Tuesday, December 28, 2004

fyi Microsoft Backpedals on Exchange Security Roadmap

All:

Pointer to article:
http://www.eweek.com/article2/0,1759,1745123,00.asp

Kobielus kommentary:
This is no surprise. Actually, it’s a good move for Microsoft and its customers.
Strong content filtering should be a mandatory feature of all messaging systems. It’s especially critical for SMTP-based Internet e-mail, which is the most universally interoperable—but also vulnerable—distributed service. With universal interoperability comes universal exposure to all the beasties—spam, viruses, objectionable images, etc.—that come in with the mail.

The notion that mail filtering should take place only at the “edge” of the network is wrongheaded. Spam is like a tsunami that never lets up: it must be held back with a layered array of floodwalls from the ISP to the DMZ to the mail bridgehead router to the departmental mail server to the desktop. Single-node anti-spam solutions, such as content filtering on enterprise mail servers, are insufficient, because they do nothing to stem the flood of spam that congests ISPs, perimeter firewalls, and enterprise network backbones. Spam-only mail-filtering solutions are insufficient because they don’t address other critical mail-borne threats such as viruses, pornographic content, and oversize file attachments. And static anti-spam filtering rules are insufficient because spammers are smart and continually revise their plans of attack to circumvent the most popular filtering rules.

To address these inadequacies with current anti-spam approaches, the industry needs to explore techniques that fit the following criteria:

• Multinode: deployable at the client, mail server, mail gateway, perimeter gateway, and network service provider levels
• Multithreat: able to block spam, viruses, pornographic file attachments, and other species of mail-borne threats
• Dynamic: adaptable to the ever-evolving character of real-world spam attacks, spamware, and spammers

The forces that flood spam, spim, spit, and other sh*t into our mail systems are relentless.

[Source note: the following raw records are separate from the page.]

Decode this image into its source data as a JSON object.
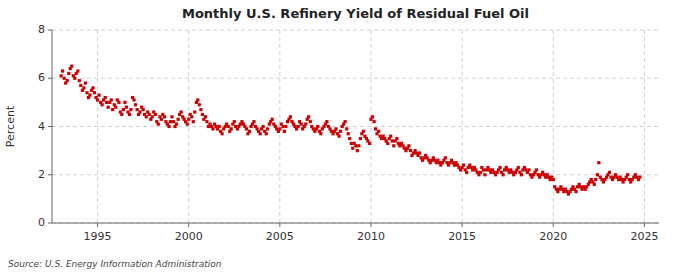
{
  "chart_data": {
    "type": "scatter",
    "title": "Monthly U.S. Refinery Yield of Residual Fuel Oil",
    "ylabel": "Percent",
    "annotations": [
      "Source: U.S. Energy Information Administration"
    ],
    "color": "#cc0000",
    "marker": "square",
    "grid": true,
    "xlim": [
      1992.5,
      2025.8
    ],
    "xticks": [
      1995,
      2000,
      2005,
      2010,
      2015,
      2020,
      2025
    ],
    "ylim": [
      0,
      8
    ],
    "yticks": [
      0,
      2,
      4,
      6,
      8
    ],
    "x": [
      1993.0,
      1993.08,
      1993.17,
      1993.25,
      1993.33,
      1993.42,
      1993.5,
      1993.58,
      1993.67,
      1993.75,
      1993.83,
      1993.92,
      1994.0,
      1994.08,
      1994.17,
      1994.25,
      1994.33,
      1994.42,
      1994.5,
      1994.58,
      1994.67,
      1994.75,
      1994.83,
      1994.92,
      1995.0,
      1995.08,
      1995.17,
      1995.25,
      1995.33,
      1995.42,
      1995.5,
      1995.58,
      1995.67,
      1995.75,
      1995.83,
      1995.92,
      1996.0,
      1996.08,
      1996.17,
      1996.25,
      1996.33,
      1996.42,
      1996.5,
      1996.58,
      1996.67,
      1996.75,
      1996.83,
      1996.92,
      1997.0,
      1997.08,
      1997.17,
      1997.25,
      1997.33,
      1997.42,
      1997.5,
      1997.58,
      1997.67,
      1997.75,
      1997.83,
      1997.92,
      1998.0,
      1998.08,
      1998.17,
      1998.25,
      1998.33,
      1998.42,
      1998.5,
      1998.58,
      1998.67,
      1998.75,
      1998.83,
      1998.92,
      1999.0,
      1999.08,
      1999.17,
      1999.25,
      1999.33,
      1999.42,
      1999.5,
      1999.58,
      1999.67,
      1999.75,
      1999.83,
      1999.92,
      2000.0,
      2000.08,
      2000.17,
      2000.25,
      2000.33,
      2000.42,
      2000.5,
      2000.58,
      2000.67,
      2000.75,
      2000.83,
      2000.92,
      2001.0,
      2001.08,
      2001.17,
      2001.25,
      2001.33,
      2001.42,
      2001.5,
      2001.58,
      2001.67,
      2001.75,
      2001.83,
      2001.92,
      2002.0,
      2002.08,
      2002.17,
      2002.25,
      2002.33,
      2002.42,
      2002.5,
      2002.58,
      2002.67,
      2002.75,
      2002.83,
      2002.92,
      2003.0,
      2003.08,
      2003.17,
      2003.25,
      2003.33,
      2003.42,
      2003.5,
      2003.58,
      2003.67,
      2003.75,
      2003.83,
      2003.92,
      2004.0,
      2004.08,
      2004.17,
      2004.25,
      2004.33,
      2004.42,
      2004.5,
      2004.58,
      2004.67,
      2004.75,
      2004.83,
      2004.92,
      2005.0,
      2005.08,
      2005.17,
      2005.25,
      2005.33,
      2005.42,
      2005.5,
      2005.58,
      2005.67,
      2005.75,
      2005.83,
      2005.92,
      2006.0,
      2006.08,
      2006.17,
      2006.25,
      2006.33,
      2006.42,
      2006.5,
      2006.58,
      2006.67,
      2006.75,
      2006.83,
      2006.92,
      2007.0,
      2007.08,
      2007.17,
      2007.25,
      2007.33,
      2007.42,
      2007.5,
      2007.58,
      2007.67,
      2007.75,
      2007.83,
      2007.92,
      2008.0,
      2008.08,
      2008.17,
      2008.25,
      2008.33,
      2008.42,
      2008.5,
      2008.58,
      2008.67,
      2008.75,
      2008.83,
      2008.92,
      2009.0,
      2009.08,
      2009.17,
      2009.25,
      2009.33,
      2009.42,
      2009.5,
      2009.58,
      2009.67,
      2009.75,
      2009.83,
      2009.92,
      2010.0,
      2010.08,
      2010.17,
      2010.25,
      2010.33,
      2010.42,
      2010.5,
      2010.58,
      2010.67,
      2010.75,
      2010.83,
      2010.92,
      2011.0,
      2011.08,
      2011.17,
      2011.25,
      2011.33,
      2011.42,
      2011.5,
      2011.58,
      2011.67,
      2011.75,
      2011.83,
      2011.92,
      2012.0,
      2012.08,
      2012.17,
      2012.25,
      2012.33,
      2012.42,
      2012.5,
      2012.58,
      2012.67,
      2012.75,
      2012.83,
      2012.92,
      2013.0,
      2013.08,
      2013.17,
      2013.25,
      2013.33,
      2013.42,
      2013.5,
      2013.58,
      2013.67,
      2013.75,
      2013.83,
      2013.92,
      2014.0,
      2014.08,
      2014.17,
      2014.25,
      2014.33,
      2014.42,
      2014.5,
      2014.58,
      2014.67,
      2014.75,
      2014.83,
      2014.92,
      2015.0,
      2015.08,
      2015.17,
      2015.25,
      2015.33,
      2015.42,
      2015.5,
      2015.58,
      2015.67,
      2015.75,
      2015.83,
      2015.92,
      2016.0,
      2016.08,
      2016.17,
      2016.25,
      2016.33,
      2016.42,
      2016.5,
      2016.58,
      2016.67,
      2016.75,
      2016.83,
      2016.92,
      2017.0,
      2017.08,
      2017.17,
      2017.25,
      2017.33,
      2017.42,
      2017.5,
      2017.58,
      2017.67,
      2017.75,
      2017.83,
      2017.92,
      2018.0,
      2018.08,
      2018.17,
      2018.25,
      2018.33,
      2018.42,
      2018.5,
      2018.58,
      2018.67,
      2018.75,
      2018.83,
      2018.92,
      2019.0,
      2019.08,
      2019.17,
      2019.25,
      2019.33,
      2019.42,
      2019.5,
      2019.58,
      2019.67,
      2019.75,
      2019.83,
      2019.92,
      2020.0,
      2020.08,
      2020.17,
      2020.25,
      2020.33,
      2020.42,
      2020.5,
      2020.58,
      2020.67,
      2020.75,
      2020.83,
      2020.92,
      2021.0,
      2021.08,
      2021.17,
      2021.25,
      2021.33,
      2021.42,
      2021.5,
      2021.58,
      2021.67,
      2021.75,
      2021.83,
      2021.92,
      2022.0,
      2022.08,
      2022.17,
      2022.25,
      2022.33,
      2022.42,
      2022.5,
      2022.58,
      2022.67,
      2022.75,
      2022.83,
      2022.92,
      2023.0,
      2023.08,
      2023.17,
      2023.25,
      2023.33,
      2023.42,
      2023.5,
      2023.58,
      2023.67,
      2023.75,
      2023.83,
      2023.92,
      2024.0,
      2024.08,
      2024.17,
      2024.25,
      2024.33,
      2024.42,
      2024.5,
      2024.58,
      2024.67,
      2024.75
    ],
    "values": [
      6.1,
      6.3,
      6.0,
      5.8,
      5.9,
      6.2,
      6.4,
      6.5,
      6.1,
      6.0,
      6.2,
      6.3,
      5.9,
      5.7,
      5.5,
      5.6,
      5.8,
      5.4,
      5.2,
      5.3,
      5.5,
      5.6,
      5.4,
      5.2,
      5.1,
      5.3,
      5.0,
      4.9,
      5.1,
      5.2,
      5.0,
      4.8,
      5.0,
      5.1,
      4.7,
      4.9,
      4.8,
      5.1,
      5.0,
      4.6,
      4.5,
      4.7,
      5.0,
      4.8,
      4.6,
      4.5,
      4.7,
      5.2,
      5.1,
      4.9,
      4.7,
      4.5,
      4.6,
      4.8,
      4.7,
      4.5,
      4.4,
      4.6,
      4.5,
      4.3,
      4.4,
      4.6,
      4.5,
      4.2,
      4.1,
      4.4,
      4.3,
      4.5,
      4.4,
      4.2,
      4.1,
      4.0,
      4.2,
      4.4,
      4.2,
      4.0,
      4.1,
      4.3,
      4.5,
      4.6,
      4.4,
      4.3,
      4.2,
      4.1,
      4.3,
      4.5,
      4.4,
      4.2,
      4.6,
      5.0,
      5.1,
      4.9,
      4.7,
      4.5,
      4.3,
      4.4,
      4.2,
      4.0,
      4.1,
      4.0,
      3.9,
      4.1,
      4.0,
      3.9,
      4.0,
      3.8,
      3.7,
      3.9,
      4.0,
      4.1,
      4.0,
      3.8,
      3.9,
      4.1,
      4.2,
      4.0,
      3.9,
      4.0,
      4.1,
      4.2,
      4.1,
      4.0,
      3.9,
      3.7,
      3.8,
      4.0,
      4.1,
      4.2,
      4.0,
      3.9,
      3.8,
      3.7,
      3.9,
      4.0,
      3.8,
      3.7,
      3.9,
      4.1,
      4.2,
      4.3,
      4.1,
      4.0,
      3.9,
      3.8,
      3.9,
      4.1,
      4.0,
      3.8,
      4.0,
      4.2,
      4.3,
      4.4,
      4.2,
      4.1,
      4.0,
      3.9,
      4.0,
      4.2,
      4.1,
      3.9,
      4.0,
      4.1,
      4.3,
      4.4,
      4.2,
      4.0,
      3.9,
      3.8,
      3.9,
      4.0,
      3.8,
      3.7,
      3.9,
      4.0,
      4.1,
      4.2,
      4.0,
      3.9,
      3.8,
      3.7,
      3.8,
      3.9,
      3.7,
      3.6,
      3.8,
      4.0,
      4.1,
      4.2,
      3.9,
      3.7,
      3.5,
      3.3,
      3.1,
      3.3,
      3.2,
      3.0,
      3.2,
      3.5,
      3.7,
      3.8,
      3.6,
      3.5,
      3.4,
      3.3,
      4.3,
      4.4,
      4.2,
      3.9,
      3.7,
      3.8,
      3.6,
      3.5,
      3.6,
      3.5,
      3.4,
      3.3,
      3.5,
      3.6,
      3.4,
      3.2,
      3.4,
      3.5,
      3.3,
      3.2,
      3.3,
      3.2,
      3.1,
      3.0,
      3.1,
      3.2,
      3.0,
      2.8,
      2.9,
      3.0,
      2.9,
      2.8,
      2.9,
      2.7,
      2.6,
      2.7,
      2.8,
      2.7,
      2.6,
      2.5,
      2.6,
      2.7,
      2.6,
      2.5,
      2.6,
      2.5,
      2.4,
      2.5,
      2.6,
      2.7,
      2.5,
      2.4,
      2.5,
      2.6,
      2.5,
      2.4,
      2.5,
      2.4,
      2.3,
      2.2,
      2.3,
      2.4,
      2.2,
      2.1,
      2.3,
      2.4,
      2.3,
      2.2,
      2.3,
      2.2,
      2.1,
      2.0,
      2.1,
      2.3,
      2.2,
      2.0,
      2.2,
      2.3,
      2.2,
      2.1,
      2.2,
      2.1,
      2.0,
      2.1,
      2.2,
      2.3,
      2.1,
      2.0,
      2.2,
      2.3,
      2.2,
      2.1,
      2.2,
      2.1,
      2.0,
      2.1,
      2.2,
      2.3,
      2.1,
      2.0,
      2.2,
      2.3,
      2.2,
      2.1,
      2.2,
      2.0,
      1.9,
      2.0,
      2.1,
      2.2,
      2.0,
      1.9,
      2.0,
      2.1,
      2.0,
      1.9,
      2.0,
      1.9,
      1.8,
      1.9,
      1.8,
      1.5,
      1.4,
      1.3,
      1.4,
      1.5,
      1.4,
      1.3,
      1.4,
      1.3,
      1.2,
      1.3,
      1.4,
      1.5,
      1.4,
      1.3,
      1.5,
      1.6,
      1.5,
      1.4,
      1.5,
      1.4,
      1.5,
      1.6,
      1.7,
      1.8,
      1.7,
      1.6,
      1.8,
      2.0,
      2.5,
      1.9,
      1.8,
      1.7,
      1.8,
      1.9,
      2.0,
      2.1,
      1.9,
      1.8,
      1.9,
      2.0,
      1.9,
      1.8,
      1.9,
      1.8,
      1.7,
      1.8,
      1.9,
      2.0,
      1.8,
      1.7,
      1.8,
      1.9,
      2.0,
      1.9,
      1.8,
      1.9
    ]
  }
}
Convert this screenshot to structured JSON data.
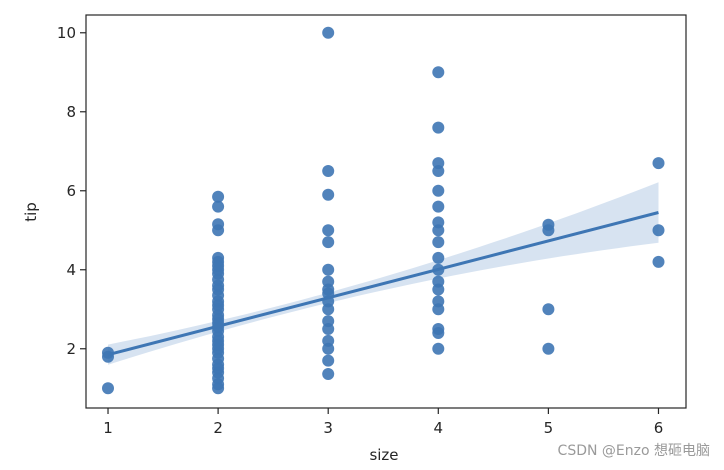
{
  "chart_data": {
    "type": "scatter",
    "xlabel": "size",
    "ylabel": "tip",
    "xlim": [
      0.8,
      6.25
    ],
    "ylim": [
      0.5,
      10.45
    ],
    "x_ticks": [
      1,
      2,
      3,
      4,
      5,
      6
    ],
    "y_ticks": [
      2,
      4,
      6,
      8,
      10
    ],
    "grid": false,
    "colors": {
      "point": "#3e76b4",
      "line": "#3e76b4",
      "band": "#c9d9ec"
    },
    "points": [
      [
        1,
        1.0
      ],
      [
        1,
        1.8
      ],
      [
        1,
        1.9
      ],
      [
        2,
        1.0
      ],
      [
        2,
        1.1
      ],
      [
        2,
        1.25
      ],
      [
        2,
        1.4
      ],
      [
        2,
        1.5
      ],
      [
        2,
        1.6
      ],
      [
        2,
        1.75
      ],
      [
        2,
        1.9
      ],
      [
        2,
        2.0
      ],
      [
        2,
        2.1
      ],
      [
        2,
        2.2
      ],
      [
        2,
        2.3
      ],
      [
        2,
        2.45
      ],
      [
        2,
        2.55
      ],
      [
        2,
        2.65
      ],
      [
        2,
        2.75
      ],
      [
        2,
        2.85
      ],
      [
        2,
        3.0
      ],
      [
        2,
        3.1
      ],
      [
        2,
        3.2
      ],
      [
        2,
        3.35
      ],
      [
        2,
        3.5
      ],
      [
        2,
        3.6
      ],
      [
        2,
        3.75
      ],
      [
        2,
        3.9
      ],
      [
        2,
        4.0
      ],
      [
        2,
        4.1
      ],
      [
        2,
        4.2
      ],
      [
        2,
        4.3
      ],
      [
        2,
        5.0
      ],
      [
        2,
        5.15
      ],
      [
        2,
        5.6
      ],
      [
        2,
        5.85
      ],
      [
        3,
        1.36
      ],
      [
        3,
        1.7
      ],
      [
        3,
        2.0
      ],
      [
        3,
        2.2
      ],
      [
        3,
        2.5
      ],
      [
        3,
        2.7
      ],
      [
        3,
        3.0
      ],
      [
        3,
        3.2
      ],
      [
        3,
        3.4
      ],
      [
        3,
        3.5
      ],
      [
        3,
        3.7
      ],
      [
        3,
        4.0
      ],
      [
        3,
        4.7
      ],
      [
        3,
        5.0
      ],
      [
        3,
        5.9
      ],
      [
        3,
        6.5
      ],
      [
        3,
        10.0
      ],
      [
        4,
        2.0
      ],
      [
        4,
        2.4
      ],
      [
        4,
        2.5
      ],
      [
        4,
        3.0
      ],
      [
        4,
        3.2
      ],
      [
        4,
        3.5
      ],
      [
        4,
        3.7
      ],
      [
        4,
        4.0
      ],
      [
        4,
        4.3
      ],
      [
        4,
        4.7
      ],
      [
        4,
        5.0
      ],
      [
        4,
        5.2
      ],
      [
        4,
        5.6
      ],
      [
        4,
        6.0
      ],
      [
        4,
        6.5
      ],
      [
        4,
        6.7
      ],
      [
        4,
        7.6
      ],
      [
        4,
        9.0
      ],
      [
        5,
        2.0
      ],
      [
        5,
        3.0
      ],
      [
        5,
        5.0
      ],
      [
        5,
        5.14
      ],
      [
        6,
        4.2
      ],
      [
        6,
        5.0
      ],
      [
        6,
        6.7
      ]
    ],
    "regression": {
      "x_range": [
        1,
        6
      ],
      "y_start": 1.85,
      "y_end": 5.45
    }
  },
  "watermark": "CSDN @Enzo 想砸电脑"
}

Our collective resolve to stem the tide must also be steadfast. All of these threats are causing a steady rise in the “sea level” of junk mail for all of us, and we’re in continual danger of inundation.

On an even more serious note, please say a prayer for the 40,000+ victims of the horrible earthquake and tsunami in Asia. It was a lovely day and this calamity was totally unexpected and sudden. It could happen to any of us anywhere in the world near coastlines. Which, come to think of it, constitutes the majority of the world’s population. The ocean floor is much larger than dry land area on earth, and probably has as much or more earthquake activity.